Updated news on the Gambino, Genovese, Bonanno, Lucchese and Colombo Organized Crime Families of New York City.

Friday, July 24, 2009

Gotti lawyers question credibility of G-man who has been on mobster's tail


John A. "Junior" Gotti's lawyers raised questions about the integrity of the G-man who's been on the mob scion's tail for the past several years because of his involvement in a Mafia investment scheme.

In court papers filed Thursday, Gotti attorneys Charles Carnesi and John Meringolo ask Manhattan Federal Judge Kevin Castel to hold a hearing into what they say is the "prosecutorial misconduct" of FBI Special Agent Theodore Otto.

At issue is Otto's late 2007 firing by the FBI for an alleged failure to declare profits on stock-related investments.

Otto was rehired a few months later when FBI officials learned the money was actually lost to a shady broker who was arrested with more than 100 others in the so-called "Mob on Wall Street" case, according to Gotti's attorneys.

"An evidentiary hearing is mandatory to determine the extent of the taint of this prosecution that Agent Otto's direct or indirect involvement with mobbed up brokerage firms had on his relationship with four cooperating witnesses against Mr.

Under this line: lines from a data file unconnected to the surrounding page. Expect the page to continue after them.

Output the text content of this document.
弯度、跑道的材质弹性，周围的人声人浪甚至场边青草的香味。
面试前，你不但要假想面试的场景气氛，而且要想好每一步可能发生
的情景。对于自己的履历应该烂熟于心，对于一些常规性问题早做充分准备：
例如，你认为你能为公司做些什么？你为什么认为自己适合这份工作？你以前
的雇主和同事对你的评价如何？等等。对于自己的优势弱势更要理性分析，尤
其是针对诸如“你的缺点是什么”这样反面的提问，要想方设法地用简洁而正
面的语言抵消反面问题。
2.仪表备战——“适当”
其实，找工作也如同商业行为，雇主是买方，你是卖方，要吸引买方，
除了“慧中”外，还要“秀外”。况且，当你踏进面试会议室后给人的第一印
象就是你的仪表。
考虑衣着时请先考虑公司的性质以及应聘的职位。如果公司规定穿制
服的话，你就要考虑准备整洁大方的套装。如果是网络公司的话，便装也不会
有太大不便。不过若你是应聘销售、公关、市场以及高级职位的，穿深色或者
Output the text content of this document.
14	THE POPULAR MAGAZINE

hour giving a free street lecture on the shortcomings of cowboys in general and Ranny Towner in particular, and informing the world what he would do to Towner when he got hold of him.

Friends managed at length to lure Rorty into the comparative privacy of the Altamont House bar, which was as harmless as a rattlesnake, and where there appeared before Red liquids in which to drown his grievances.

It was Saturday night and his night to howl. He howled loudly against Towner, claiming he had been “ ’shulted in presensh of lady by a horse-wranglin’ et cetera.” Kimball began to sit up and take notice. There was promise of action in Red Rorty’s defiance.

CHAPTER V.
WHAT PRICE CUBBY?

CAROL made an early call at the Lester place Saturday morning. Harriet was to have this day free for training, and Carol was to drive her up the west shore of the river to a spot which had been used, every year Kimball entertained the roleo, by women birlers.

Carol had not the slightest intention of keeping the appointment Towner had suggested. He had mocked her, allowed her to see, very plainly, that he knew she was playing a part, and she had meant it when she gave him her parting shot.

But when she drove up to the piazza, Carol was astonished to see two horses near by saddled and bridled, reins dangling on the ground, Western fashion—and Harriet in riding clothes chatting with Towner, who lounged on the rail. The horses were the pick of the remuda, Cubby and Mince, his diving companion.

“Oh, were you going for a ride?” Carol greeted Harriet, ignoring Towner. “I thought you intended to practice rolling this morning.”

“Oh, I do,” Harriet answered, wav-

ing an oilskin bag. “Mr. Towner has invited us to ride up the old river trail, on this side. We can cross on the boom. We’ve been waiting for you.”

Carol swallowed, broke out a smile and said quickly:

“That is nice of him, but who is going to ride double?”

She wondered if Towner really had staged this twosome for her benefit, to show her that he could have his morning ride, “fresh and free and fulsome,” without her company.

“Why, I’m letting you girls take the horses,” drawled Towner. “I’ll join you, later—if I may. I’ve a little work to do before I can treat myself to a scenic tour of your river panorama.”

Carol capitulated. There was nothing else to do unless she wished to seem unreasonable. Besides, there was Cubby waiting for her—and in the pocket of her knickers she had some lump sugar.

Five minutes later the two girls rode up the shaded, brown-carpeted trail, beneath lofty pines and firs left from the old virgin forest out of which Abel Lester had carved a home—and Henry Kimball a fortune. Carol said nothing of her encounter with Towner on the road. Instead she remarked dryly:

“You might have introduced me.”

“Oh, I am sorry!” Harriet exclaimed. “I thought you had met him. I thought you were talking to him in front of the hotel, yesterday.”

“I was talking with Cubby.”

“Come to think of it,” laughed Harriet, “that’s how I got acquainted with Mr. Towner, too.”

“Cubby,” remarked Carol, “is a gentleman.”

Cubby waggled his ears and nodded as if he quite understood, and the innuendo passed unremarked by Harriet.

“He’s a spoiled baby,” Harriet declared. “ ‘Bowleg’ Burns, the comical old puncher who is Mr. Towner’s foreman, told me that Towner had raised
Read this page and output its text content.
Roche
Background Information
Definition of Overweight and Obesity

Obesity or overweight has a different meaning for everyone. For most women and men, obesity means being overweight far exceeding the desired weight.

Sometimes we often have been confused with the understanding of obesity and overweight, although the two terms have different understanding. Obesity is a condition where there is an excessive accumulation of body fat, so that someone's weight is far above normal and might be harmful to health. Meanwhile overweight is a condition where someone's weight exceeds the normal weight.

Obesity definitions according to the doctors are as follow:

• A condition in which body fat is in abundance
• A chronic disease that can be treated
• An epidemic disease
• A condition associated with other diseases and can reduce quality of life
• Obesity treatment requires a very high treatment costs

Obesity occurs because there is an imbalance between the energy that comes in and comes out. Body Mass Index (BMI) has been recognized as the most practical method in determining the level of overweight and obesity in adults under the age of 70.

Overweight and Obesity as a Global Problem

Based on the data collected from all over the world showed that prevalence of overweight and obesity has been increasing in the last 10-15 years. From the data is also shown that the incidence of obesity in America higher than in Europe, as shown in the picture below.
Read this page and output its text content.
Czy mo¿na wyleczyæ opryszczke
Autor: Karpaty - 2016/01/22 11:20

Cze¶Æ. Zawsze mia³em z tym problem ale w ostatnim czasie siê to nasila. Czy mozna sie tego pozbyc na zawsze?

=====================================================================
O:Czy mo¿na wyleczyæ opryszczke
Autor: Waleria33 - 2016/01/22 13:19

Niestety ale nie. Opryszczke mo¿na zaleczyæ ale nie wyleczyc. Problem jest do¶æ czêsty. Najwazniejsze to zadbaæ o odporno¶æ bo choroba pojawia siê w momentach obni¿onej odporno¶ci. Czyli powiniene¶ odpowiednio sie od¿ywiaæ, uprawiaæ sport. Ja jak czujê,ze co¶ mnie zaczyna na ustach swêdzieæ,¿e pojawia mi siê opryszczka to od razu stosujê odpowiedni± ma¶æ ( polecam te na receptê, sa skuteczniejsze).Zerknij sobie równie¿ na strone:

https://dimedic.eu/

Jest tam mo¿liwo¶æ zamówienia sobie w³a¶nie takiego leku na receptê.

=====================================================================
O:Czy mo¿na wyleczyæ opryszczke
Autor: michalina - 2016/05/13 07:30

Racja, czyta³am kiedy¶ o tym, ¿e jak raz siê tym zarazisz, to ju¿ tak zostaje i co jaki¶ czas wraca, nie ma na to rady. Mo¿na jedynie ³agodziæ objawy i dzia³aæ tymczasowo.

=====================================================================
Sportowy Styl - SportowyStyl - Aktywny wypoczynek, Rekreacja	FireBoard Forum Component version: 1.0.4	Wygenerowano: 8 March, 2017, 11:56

Gotti," the lawyers wrote.

Several onetime wiseguy pals of Gotti are expected to testify at the September racketeering conspiracy trial of the Dapper Don's son.

Gotti, 45, is accused in three gangland slayings, as well as drug trafficking dating back to the early 1980s.

Otto has been the case agent in the government's prosecution of Gotti in three previous conspiracy trials over the last five years, each of which ended in hung juries.

FBI officials declined to comment, citing employee privacy concerns.

But in court papers, Manhattan federal prosecutors say even if the allegations about the 20-year veteran are true, they have no connection to Otto's work on the Gotti case.

"Agent Otto has never been suspended, terminated, or otherwise disciplined in connection with the Gotti case or any other case," the prosecutors say.